Why Is There a Rule Against Slashing?
The reasoning behind the rule against slashing in hockey, which isn’t laid out in the rulebook (but we can infer) is a two-part answer. First, there are safety concerns.
While the hockey stick is designed to bend or flex in one plane, it is designed to be quite stiff in the other plane for the same reason.
This plane where it is stiff is typically the plane used to attack an opponent when a slash is committed. Even with the extensive protective gear worn by players in the modern game, slashing still presents a great risk for injuring opponents.
Second, the rule against slashing provides some stability to the infrastructure of game planning.
If slashing were allowed, it would be a lot easier to obtain possession of the puck from opponents. Positioning would become less important and there would be more frequent, and less cleverly earned, turnovers of the puck.
Therefore, the slashing penalty is a key rule in maintaining the integrity of the game.
What Is the Penalty for Slashing?
Similar to other penalties in the game of ice hockey, there is some discretion left up to the official making the call as to the severity of the punishment for a given offense.
Subsection (a) of the USA Hockey rules regarding slashing states that a minor or major penalty may be called for slashing. This indicates that it is up to the official to determine where the foul lands on a scale of severity before designating a penalty.
But at minimum, this means that slashing results in a 2-minute minor penalty against the offending team. This is certainly the most common punishment incurred.
There are scenarios in which the severity of punishment is not left up to the discretion of the official, however, because the offense is that detrimental to the legitimacy of the game.
This is particularly evident when a player injures an opposing player. The penalty assessed in this case according to the USA Hockey rulebook is a 5-minute major penalty, plus a game misconduct.
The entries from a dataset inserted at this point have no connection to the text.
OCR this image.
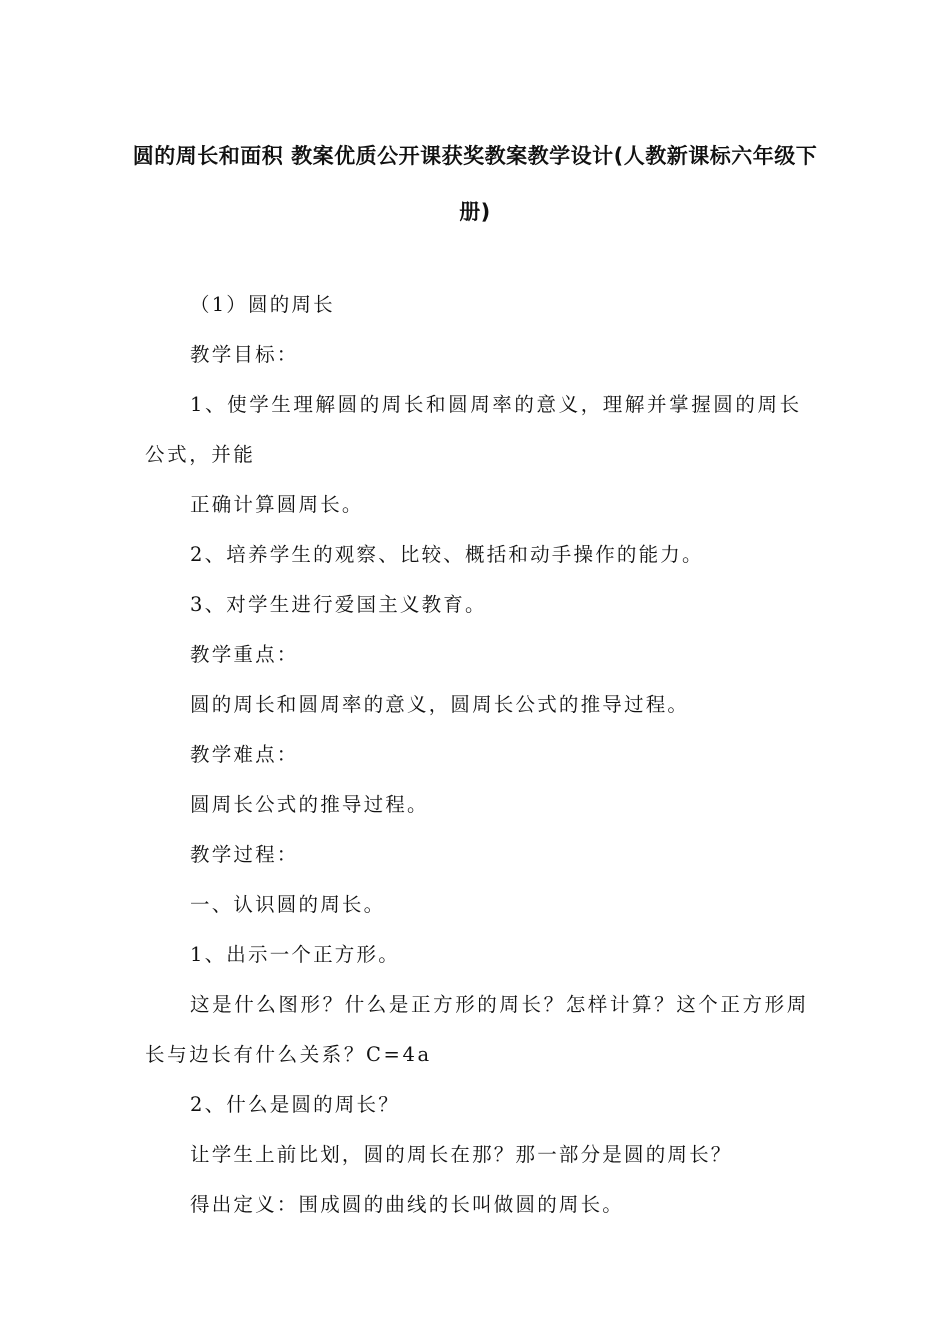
圆的周长和面积 教案优质公开课获奖教案教学设计(人教新课标六年级下册)

（1）圆的周长

教学目标：

1、使学生理解圆的周长和圆周率的意义，理解并掌握圆的周长公式，并能

正确计算圆周长。

2、培养学生的观察、比较、概括和动手操作的能力。

3、对学生进行爱国主义教育。

教学重点：

圆的周长和圆周率的意义，圆周长公式的推导过程。

教学难点：

圆周长公式的推导过程。

教学过程：

一、认识圆的周长。

1、出示一个正方形。

这是什么图形？什么是正方形的周长？怎样计算？这个正方形周长与边长有什么关系？C=4a

2、什么是圆的周长？

让学生上前比划，圆的周长在那？那一部分是圆的周长？

得出定义：围成圆的曲线的长叫做圆的周长。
This means that the player is ejected from the game and a teammate must serve his or her five minutes in the penalty box.
This player must then also sit out their team’s next game (note the NHL has different penalties).
If a player swings their stick at an opposing player during an altercation, the result is a minimum of a match penalty, meaning ejection from the game, or may be assessed a game misconduct, wherein the offending player is suspended for the next game as well.
Lastly, there is the case when a player hits the goalie with their stick while the goalie is in the crease and has the puck frozen, whether play has been suspended by the referee or not.
Being called for this penalty results in a 2-minute minor penalty, unless one of the above infractions causes the penalty to be assessed at a greater threshold.
This form of the penalty is not as common as many may think, given that players seem to be hitting the opposing goalie with their sticks quite frequently.
This is because officials tend to give the offensive attacker the benefit of the doubt, provided the slash on the goalie was not too vicious, as many times their perspective of whether or not the puck is fully covered by the goalkeeper is limited.
It is also possible the player was charging the net and was unable to stop themselves in time before the puck was covered.
NHL Slashing Rule
The NHL rule against slashing is categorized as a stick foul and is designated under rule #61.
This rule provides more freedom to the referee making the call as well as the player using their stick. In this rule, it is legal for a player to “non-aggressively” swat their stick at the pant or front of the shin of an opposing player.
Additionally, it is a penalty to swing the stick forcefully at an opposing player with or without making contact with the stick, hands, or body, if there was no intent to play the puck.
If the official deems that the slash occurred under the pretense of attempting to play the puck, it is not a foul. This makes sense in professional hockey, as there is a balance between preventing injuries and preserving the integrity of the game.
Nonetheless, the slashing rule is still in effect to keep the structure of the game, as well as the safety of the players intact.